Cancer Disparities by Race: What Research Shows About Unequal Outcomes
April 23, 2021
· 4 min read
Racial and ethnic disparities in cancer incidence, stage at diagnosis, treatment access, and mortality have been documented extensively in the United States over the past several decades. Black Americans experience higher cancer mortality rates than white Americans for most major cancer types, including colorectal, prostate, breast, lung, and cervical cancer. These disparities are not inevitable or immutable but reflect a combination of social, economic, biological, and healthcare system factors that research has worked to disentangle. Understanding these causes is essential for designing interventions that can meaningfully narrow the gap.
Breast cancer illustrates the complexity of racial cancer disparities. Black women have a slightly lower incidence of breast cancer than white women overall but have significantly higher mortality rates. This mortality disparity reflects multiple contributing factors. Black women are more likely to be diagnosed at late stages when treatment is less effective, partly reflecting barriers to screening and follow-up. They are more likely to be diagnosed with triple-negative breast cancer, an aggressive subtype with fewer targeted treatment options, at higher rates than white women. They experience disparities in the receipt of guideline-concordant treatment. And they face barriers to participation in clinical trials that test new therapies. Research on each of these contributing factors provides targets for intervention.
Prostate cancer presents a different pattern. Black men are diagnosed with prostate cancer at higher rates and die from it at approximately twice the rate of white men. Research on biological factors finds differences in tumor biology, including more aggressive subtypes at diagnosis, that contribute to worse outcomes independently of stage at diagnosis and treatment. Research on disparities in PSA screening access and follow-up care finds that healthcare access barriers contribute additionally. Understanding the relative contributions of biological and social factors is important for designing interventions that address the right targets.
Colorectal cancer screening is one of the most powerful tools for reducing cancer mortality, yet Black Americans are screened at lower rates than white Americans and are diagnosed at later stages on average. Research on barriers to colorectal cancer screening finds that lack of insurance, cost sharing, mistrust of the healthcare system, logistical barriers, and provider communication are all contributing factors. Studies of screening outreach interventions that address these barriers, including patient navigation programs, mailed testing kits, and community health worker outreach, find significant improvements in screening rates among Black populations.
Patient navigation programs, which provide individuals with personalized support to navigate the healthcare system from screening through treatment completion, have been evaluated in rigorous studies and found effective at reducing disparities in cancer screening completion and follow-up. These programs are most effective when navigators share cultural backgrounds with the patients they serve and have deep familiarity with local healthcare resources and barriers. Research on navigator effectiveness finds that the relationship between patient and navigator, not simply the logistical support provided, is a critical component of the intervention.
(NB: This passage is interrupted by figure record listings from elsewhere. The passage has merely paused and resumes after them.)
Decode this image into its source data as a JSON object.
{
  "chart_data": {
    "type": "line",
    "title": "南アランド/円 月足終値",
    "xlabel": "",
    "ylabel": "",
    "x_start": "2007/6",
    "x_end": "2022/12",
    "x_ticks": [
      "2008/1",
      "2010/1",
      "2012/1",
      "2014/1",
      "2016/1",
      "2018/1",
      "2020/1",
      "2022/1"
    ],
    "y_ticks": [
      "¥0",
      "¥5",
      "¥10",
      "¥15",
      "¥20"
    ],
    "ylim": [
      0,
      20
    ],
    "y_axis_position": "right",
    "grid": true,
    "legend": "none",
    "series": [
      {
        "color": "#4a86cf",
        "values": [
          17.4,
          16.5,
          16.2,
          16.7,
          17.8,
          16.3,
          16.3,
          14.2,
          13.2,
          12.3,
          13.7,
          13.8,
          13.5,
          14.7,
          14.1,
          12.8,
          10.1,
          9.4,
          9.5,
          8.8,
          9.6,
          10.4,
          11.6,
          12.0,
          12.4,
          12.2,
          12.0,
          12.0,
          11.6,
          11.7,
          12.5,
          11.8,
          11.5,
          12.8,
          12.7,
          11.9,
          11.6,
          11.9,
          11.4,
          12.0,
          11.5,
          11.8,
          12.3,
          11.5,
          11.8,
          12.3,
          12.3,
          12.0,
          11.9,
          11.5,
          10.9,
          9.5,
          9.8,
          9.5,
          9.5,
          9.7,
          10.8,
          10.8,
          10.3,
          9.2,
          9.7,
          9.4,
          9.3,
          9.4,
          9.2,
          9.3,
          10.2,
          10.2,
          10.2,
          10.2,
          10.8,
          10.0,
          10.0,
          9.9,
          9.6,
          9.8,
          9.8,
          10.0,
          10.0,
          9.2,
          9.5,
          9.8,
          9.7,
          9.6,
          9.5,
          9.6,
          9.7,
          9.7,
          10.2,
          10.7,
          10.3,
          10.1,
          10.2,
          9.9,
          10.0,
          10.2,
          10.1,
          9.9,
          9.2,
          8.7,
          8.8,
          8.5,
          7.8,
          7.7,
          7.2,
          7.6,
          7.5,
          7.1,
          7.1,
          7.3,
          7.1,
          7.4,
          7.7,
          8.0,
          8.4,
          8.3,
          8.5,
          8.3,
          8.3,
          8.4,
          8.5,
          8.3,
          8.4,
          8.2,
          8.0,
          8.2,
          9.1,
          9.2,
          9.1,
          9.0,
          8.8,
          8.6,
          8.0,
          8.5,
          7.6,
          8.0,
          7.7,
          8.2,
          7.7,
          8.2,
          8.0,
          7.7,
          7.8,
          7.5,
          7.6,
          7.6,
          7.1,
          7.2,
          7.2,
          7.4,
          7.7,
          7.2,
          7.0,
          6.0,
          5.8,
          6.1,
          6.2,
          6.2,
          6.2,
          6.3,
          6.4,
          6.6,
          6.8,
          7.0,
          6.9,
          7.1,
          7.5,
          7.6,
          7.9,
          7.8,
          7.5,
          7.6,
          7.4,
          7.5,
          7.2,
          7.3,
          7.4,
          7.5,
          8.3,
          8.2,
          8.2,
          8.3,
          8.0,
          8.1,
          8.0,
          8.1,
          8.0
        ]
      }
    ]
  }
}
Healthcare provider bias, including implicit bias, contributes to racial disparities in cancer care at multiple decision points. Studies of provider-patient interaction find racial differences in communication quality, the provision of clinical information, and adherence to treatment guidelines that disadvantage Black patients. Research on implicit bias training for healthcare providers finds mixed evidence of effectiveness in changing behavior, suggesting that structural changes in how care is delivered may be more effective than individual bias training alone.
Clinical trial participation by racial and ethnic minority patients is significantly lower than their share of the cancer burden would warrant. Research on barriers to trial participation finds that exclusion criteria that screen out patients with common comorbidities disproportionately exclude Black patients, that trial recruitment occurs primarily in academic medical centers with lower diversity than the overall population, and that historical research ethics abuses have produced justified distrust that reduces willingness to participate. Expanding trial diversity is both an equity goal and a scientific one, as findings from racially homogeneous trials may not generalize to all populations.
Genetics and biology contribute to some racial cancer disparities, but research emphasizes that social and environmental factors are primary drivers. The genetic variation that exists within racial groups is larger than variation between them, and race is a social category rather than a precise biological one. Research on tumor genomics finds some differences in mutational profiles across populations that partially explain outcome differences, but environmental exposures, healthcare access, and socioeconomic factors explain more of the disparity than biological factors alone.
Closing racial disparities in cancer outcomes requires action across multiple fronts: expanding insurance coverage and removing financial barriers to screening and treatment, training and deploying patient navigators who can support patients through complex healthcare encounters, addressing implicit bias in clinical settings, diversifying clinical trial populations, and investigating the biological dimensions of disparity that require targeted therapeutic development. Research provides the evidence base for each of these interventions; the challenge is translating evidence into action at the scale necessary to produce population-level change.